[UbuntuWomen] UWN #51: "... and this even included some wives.."

Elizabeth Bevilacqua lyz at princessleia.com
Mon Aug 20 12:03:42 UTC 2007

On 8/20/07, Caroline Ford <caroline.ford.work at googlemail.com> wrote:
> Overwhelmingly hostile? I'm so glad I never get this in my other
> projects or I wouldn't bother. It's ironic that Ubuntu - the project
> with most women in its marketing materials is so hostile internally..

I have seen it all over the F/OSS world, but I think since Ubuntu is
such a big project it's more obvious.

> I'm very glad both my LUG (GLLUG) and the FLOSS project I contribute to
> (Tux Paint) are not like this. I have lots of projects I could
> contribute to - I see no point in contributing to the backwards ones.

My LUG was not always so welcoming, but I kept at it through the
support of friends within the LUG and now run a suburban chapter of it
where women regularly show up (3 out of the 13 that showed up last
month were women). If I didn't have friends within the LUG to begin
with I wouldn't have bothered going back. And it took me a while to
contribute to my first project because I felt so unwelcome in so many
places, even the one I did settle on had an IRC channel that needed
help when it came to women ("there aren't women here, they're just men
pretending!" "pleia2 you use linux, will you marry me?" "hey gentlemen
I need some help!" etc)

> Lyz- you said that Debian is better than Ubuntu in this regard- or is
> that me misremembering?

Miriam already confirmed this, but yes, through the work of Debian
Women, women are now treated equally over there.

Quick story about this - I just recently I began co-maintaining a
package with a developer who was also interested in the package. We
didn't know each other before the project and got pretty far into the
process when something came up that an actual Developer was needed
for, and I deferred to him, only to find out that he ASSUMED I was a
developer too. Maybe because I knew what I was doing? Whatever it was,
my gender didn't get in the way of him assuming I was technical, and
that felt so good.

> My experiences with lists have been negative. On launchpad-users both
> myself and Vid argued against the "use real names" policy as it means we
> have to out ourselves. They argued against us and claimed that we only
> get hassle if people are anonymous! Everyone who's ever hassled me has
> used their real name - and why not! There is no come-back, and you get
> to be one of the boys. The community bonds through its laddishness and
> its hostility to minorities.

That certainly is the trouble right now, there aren't many women on
lists because of how badly we're treated, but we probably won't be
treated better until we're more involved and present on the lists.
Hello Catch 22!

Part of what this project seeks to achieve is a safe place for women
to come back to when they encounter hostility in the community. We're
here to support each other, discuss the issues and take action when

Ubuntu is going through a rough spot with this were a lot of heated
blog entries and discussions are occurring. But this just means the
issue is out there, finally, and we're making progress, in spite of
how it feels. Many folks within the project are becoming educated to
the women in F/OSS problem through these discussions and presentations
by women like Melissa and Belinda and major Ubuntu events.

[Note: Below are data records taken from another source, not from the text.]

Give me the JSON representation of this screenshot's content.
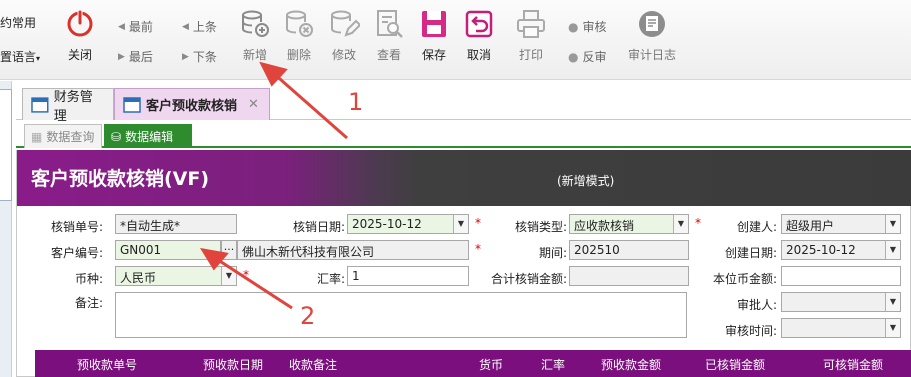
{
  "toolbar": {
    "left_line1": "约常用",
    "left_line2": "置语言",
    "left_line2_arrow": "▾",
    "close_label": "关闭",
    "first_label": "最前",
    "prev_label": "上条",
    "last_label": "最后",
    "next_label": "下条",
    "add_label": "新增",
    "delete_label": "删除",
    "edit_label": "修改",
    "view_label": "查看",
    "save_label": "保存",
    "cancel_label": "取消",
    "print_label": "打印",
    "audit_label": "审核",
    "unaudit_label": "反审",
    "auditlog_label": "审计日志"
  },
  "tabs": [
    {
      "label": "财务管理",
      "close": ""
    },
    {
      "label": "客户预收款核销",
      "close": "✕"
    }
  ],
  "subtabs": [
    {
      "label": "数据查询"
    },
    {
      "label": "数据编辑"
    }
  ],
  "form": {
    "title": "客户预收款核销(VF)",
    "mode": "(新增模式)",
    "doc_no_label": "核销单号:",
    "doc_no_value": "*自动生成*",
    "date_label": "核销日期:",
    "date_value": "2025-10-12",
    "type_label": "核销类型:",
    "type_value": "应收款核销",
    "creator_label": "创建人:",
    "creator_value": "超级用户",
    "customer_label": "客户编号:",
    "customer_value": "GN001",
    "customer_dots": "···",
    "customer_name": "佛山木新代科技有限公司",
    "period_label": "期间:",
    "period_value": "202510",
    "created_label": "创建日期:",
    "created_value": "2025-10-12",
    "currency_label": "币种:",
    "currency_value": "人民币",
    "rate_label": "汇率:",
    "rate_value": "1",
    "total_label": "合计核销金额:",
    "total_value": "",
    "local_total_label": "本位币金额:",
    "local_total_value": "",
    "remark_label": "备注:",
    "remark_value": "",
    "approver_label": "审批人:",
    "approver_value": "",
    "audit_time_label": "审核时间:",
    "audit_time_value": "",
    "required_mark": "*"
  },
  "grid": {
    "columns": [
      "预收款单号",
      "预收款日期",
      "收款备注",
      "货币",
      "汇率",
      "预收款金额",
      "已核销金额",
      "可核销金额"
    ]
  },
  "annotations": {
    "one": "1",
    "two": "2"
  },
  "colors": {
    "accent": "#7b0f7e",
    "tab_active": "#f0d7f0",
    "green": "#2e8b2e",
    "annotation": "#e0443c"
  }
}
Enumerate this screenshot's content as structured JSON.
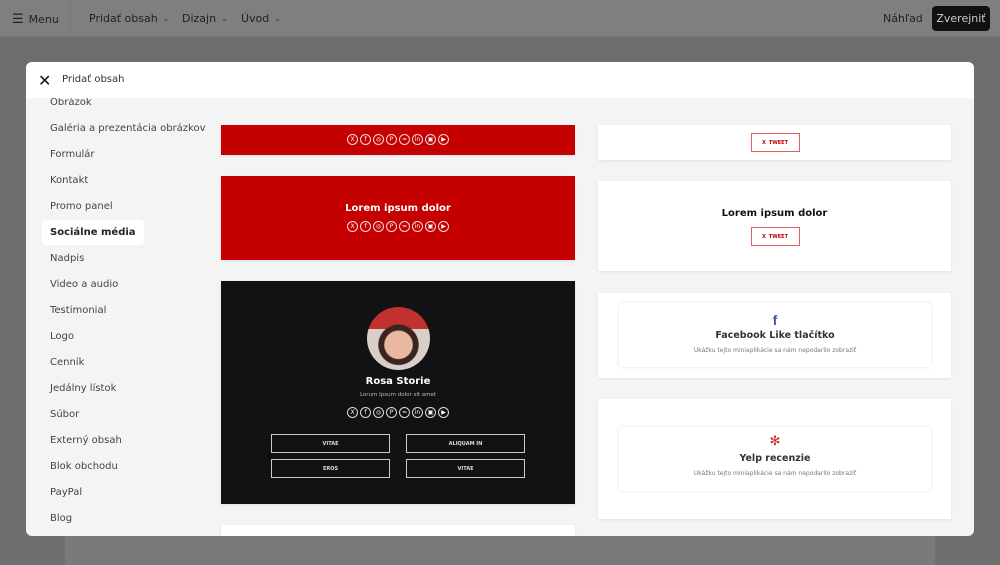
{
  "topbar": {
    "menu": "Menu",
    "add_content": "Pridať obsah",
    "design": "Dizajn",
    "home": "Úvod",
    "preview": "Náhľad",
    "publish": "Zverejniť"
  },
  "modal": {
    "title": "Pridať obsah"
  },
  "sidebar": {
    "active": "Sociálne média",
    "items": [
      "Obrázok",
      "Galéria a prezentácia obrázkov",
      "Formulár",
      "Kontakt",
      "Promo panel",
      "Sociálne média",
      "Nadpis",
      "Video a audio",
      "Testimonial",
      "Logo",
      "Cenník",
      "Jedálny lístok",
      "Súbor",
      "Externý obsah",
      "Blok obchodu",
      "PayPal",
      "Blog"
    ]
  },
  "social_icons": [
    "X",
    "f",
    "◎",
    "P",
    "≈",
    "in",
    "▣",
    "▶"
  ],
  "cards": {
    "red_title": "Lorem ipsum dolor",
    "profile": {
      "name": "Rosa Storie",
      "subtitle": "Lorum Ipsum dolor sit amet",
      "buttons": [
        "VITAE",
        "ALIQUAM IN",
        "EROS",
        "VITAE"
      ]
    },
    "tweet_label": "TWEET",
    "tweet_title": "Lorem ipsum dolor",
    "facebook": {
      "title": "Facebook Like tlačítko",
      "message": "Ukážku tejto miniaplikácie sa nám nepodarilo zobraziť"
    },
    "yelp": {
      "title": "Yelp recenzie",
      "message": "Ukážku tejto miniaplikácie sa nám nepodarilo zobraziť"
    }
  },
  "colors": {
    "accent": "#c40000",
    "dark": "#121214",
    "facebook": "#3b5998"
  }
}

So things are tough right now, but I hope there are a few more brave
souls out there willing to stick their neck out and get involved with
Ubuntu and speak out while the issue is hot. Through my LoCo team and
the Ubuntu US team I've seen what a great project Ubuntu can be when
it's diverse and accepting.

> I think they want a male only space as an escape from their workplaces
> and wives. This is the equivalent of those all male trips to the pub of
> English working class history.

Perhaps some do, but I think it would be unfair to say that a lot of
them do. From what I've seen it's simple ignorance of the issue that
has most men in the project tied up. Many of the comments certainly
reflect this ignorance. In the teams I've worked with I've had several
men tell me that they simply didn't *see* the sexism going on until I
(or their other female friends) came along and pointed it out to them.
Once they saw it for what it was /most/ of them became sensitive and
supportive. Sometimes it just takes a few women as role models within
the community to change the minds of a few people and things will
start to shift.

> I'm copying this to Mark as he ought to know quite how bad it has
> become, if he hasn't picked it up. I know there is a belief that we
> don't involve "the authorities" as it will be counterproductive but I'm
> totally pissed off.

I understand that, and I don't see a problem with telling "the
authorities" when we feel things have gotten out of hand. My problem
is running to them and expecting some sort of action to be taken
against a specific offender/team/whatever. I don't believe
punishment-from-above works well in F/OSS for these sorts of things,
in most instances I've seen it just creates martyrs.